Passer à au moins 10 % du territoire en protection forte effective suppose de classer ces territoires en réserves naturelles (le niveau le plus élevé de protection règlementaire). Avec l’arrêt des prélèvements de loisirs, donc de la chasse, dans ces réserves, une priorité effective à la préservation de la biodiversité, des moyens effectifs de gestion.

On peut ajouter qu’une réserve naturelle n’empêche pas les activités humaines et singulièrement l’agropastoralisme. Au contraire, des agriculteurs peuvent être associés à la gestion d’une réserve. Ils doivent simplement respecter la réglementation de la réserve et peuvent être rémunérés pour cela. Simplement, dans ces zones « réservoirs de biodiversité », les activités humaines passent derrière les impératifs de survie des espèces et des écosystèmes avec une gestion spécifique.

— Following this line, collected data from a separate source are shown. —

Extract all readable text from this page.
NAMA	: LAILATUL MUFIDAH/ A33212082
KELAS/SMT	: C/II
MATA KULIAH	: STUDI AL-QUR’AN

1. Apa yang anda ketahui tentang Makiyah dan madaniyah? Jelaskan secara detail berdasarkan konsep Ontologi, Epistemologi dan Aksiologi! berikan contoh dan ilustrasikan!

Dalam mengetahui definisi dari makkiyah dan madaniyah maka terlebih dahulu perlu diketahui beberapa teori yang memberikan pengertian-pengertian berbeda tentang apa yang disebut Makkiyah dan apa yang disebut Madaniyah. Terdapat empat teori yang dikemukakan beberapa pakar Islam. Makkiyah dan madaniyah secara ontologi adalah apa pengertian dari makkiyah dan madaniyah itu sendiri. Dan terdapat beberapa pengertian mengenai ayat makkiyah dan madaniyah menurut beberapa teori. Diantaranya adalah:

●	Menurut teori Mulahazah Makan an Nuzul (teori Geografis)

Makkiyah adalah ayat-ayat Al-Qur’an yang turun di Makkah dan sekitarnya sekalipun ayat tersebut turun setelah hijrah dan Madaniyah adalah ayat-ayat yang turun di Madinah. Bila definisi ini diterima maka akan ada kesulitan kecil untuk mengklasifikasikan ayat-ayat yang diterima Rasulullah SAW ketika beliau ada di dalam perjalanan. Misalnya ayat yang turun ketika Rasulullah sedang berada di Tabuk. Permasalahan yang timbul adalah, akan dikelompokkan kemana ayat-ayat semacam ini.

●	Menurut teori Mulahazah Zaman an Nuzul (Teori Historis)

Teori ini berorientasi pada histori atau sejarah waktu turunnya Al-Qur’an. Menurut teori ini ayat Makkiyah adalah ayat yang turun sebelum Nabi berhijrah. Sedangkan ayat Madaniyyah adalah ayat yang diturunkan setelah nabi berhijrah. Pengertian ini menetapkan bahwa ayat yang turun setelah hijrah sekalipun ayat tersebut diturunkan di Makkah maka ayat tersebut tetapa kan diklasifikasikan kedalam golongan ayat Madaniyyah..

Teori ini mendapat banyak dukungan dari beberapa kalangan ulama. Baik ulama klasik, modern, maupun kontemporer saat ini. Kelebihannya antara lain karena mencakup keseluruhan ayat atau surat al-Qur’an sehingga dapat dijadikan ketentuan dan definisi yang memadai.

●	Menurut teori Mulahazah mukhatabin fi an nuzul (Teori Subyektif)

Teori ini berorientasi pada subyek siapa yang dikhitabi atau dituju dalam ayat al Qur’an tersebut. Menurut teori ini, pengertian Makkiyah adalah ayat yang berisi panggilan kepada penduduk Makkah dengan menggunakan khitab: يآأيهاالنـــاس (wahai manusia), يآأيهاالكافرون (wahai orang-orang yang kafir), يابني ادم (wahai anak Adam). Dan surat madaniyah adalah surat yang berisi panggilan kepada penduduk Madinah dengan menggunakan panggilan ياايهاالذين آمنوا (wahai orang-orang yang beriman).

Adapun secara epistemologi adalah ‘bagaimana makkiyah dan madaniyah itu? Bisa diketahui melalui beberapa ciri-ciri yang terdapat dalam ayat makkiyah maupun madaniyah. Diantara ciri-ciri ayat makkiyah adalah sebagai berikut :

C’est faisable puisque l’inventaire est fait : 56 000 km² classés en ZNIEFF de type 1 (zones d’intérêt écologique floristique et faunistique), soit justement 10 % du territoire. Ces zones sont reconnues légalement comme abritant les espèces dites « patrimoniales ». Leur localisation est transparente puisqu’elles sont cartographiées précisément et à disposition des citoyens (sur le site de l’IGN, Géoportail).

Si l’on ajoute (mais les zones se recoupent en partie avec les ZNIEFF) les 71 000 km² du réseau Natura 2000, soit 13 % du territoire et les sites acquis par le Conservatoire du littoral, on voit bien que l’on peut prendre les décisions… quand on veut !

Pour classer en protection forte, il est nécessaire d’instituer un système de DUP pour la nature (déclaration d’utilité publique) qui permettrait de s’assurer la maîtrise foncière. Atteinte à la propriété ? Bien sûr, c’est du reste comme cela que fait l’État pour faire passer une autoroute ou construire une centrale nucléaire, un centre d’enfouissement de déchets radioactifs, un aéroport…

4. Réformer l’activité de la chasse. Pas de chasse le week-end et pendant les vacances scolaires, période de chasse (y compris celle de régulation) strictement limitée à 4 mois (d’octobre à janvier), protection de toutes les espèces dont le statut de conservation est défavorable (liste établie uniquement par les scientifiques indépendants du monde cynégétique), protection des prédateurs, interdiction de l’agrainage et de la chasse à l’enclos, interdiction de l’introduction de gibier d’élevage dans le milieu naturel et interdiction de la chasse dans toutes les zones sous protection réglementaire (réserves naturelles, parcs nationaux) : ces mesures sont indispensables afin de rendre compatible l’exercice de la chasse avec la protection de la biodiversité.

5. Changer le système agricole. La mise en œuvre des quatre premières mesures est une condition nécessaire mais pas suffisante pour enrayer la crise de biodiversité. Il faut agir en même temps sur 100 % du territoire et pas seulement sur les 10 % des réservoirs de biodiversité. Et pour cela, le premier enjeu est le changement de notre système agricole.

On a conscience que cela ne peut se faire en trois jours. Mais il est possible de construire un projet concerté avec les associations, les agriculteurs, organisé autour d’une agriculture paysanne en système de polyculture-élevage de petites superficies. Ce projet peut être monté en un an avec l’objectif de le rendre le plus rapidement possible effectif, en intégrant une seule contrainte, la nécessité de fournir l’alimentation aux citoyens du territoire. Point.

Cela veut dire 100 % d’agriculture bio, l’arrêt complet de la chimie agricole, la suppression de tout l’élevage intensif et cette partie systématiquement oubliée, l’interdiction de l’importation de produits agricoles ne respectant pas ces objectifs. On peut rappeler que les zones agricoles en France, c’est 50 % du territoire (2/3 en cultures, 1/3 en herbe).

Mais nous sommes mauvaises langues : la COP16 va atteindre un objectif affiché. Elle va faire déplacer 12 000 personnes en Colombie, pour faire un voyage touristique (c’est beau la Colombie et en plus en ces temps d’automne en Europe, là-bas on va pouvoir être au chaud), avec évidemment un impact climatique du déplacement et de l’accueil dont il vaut mieux ne pas parler, mais avec une réussite réelle : prendre la décision, très importante pour la planète, de faire un jour une COP17.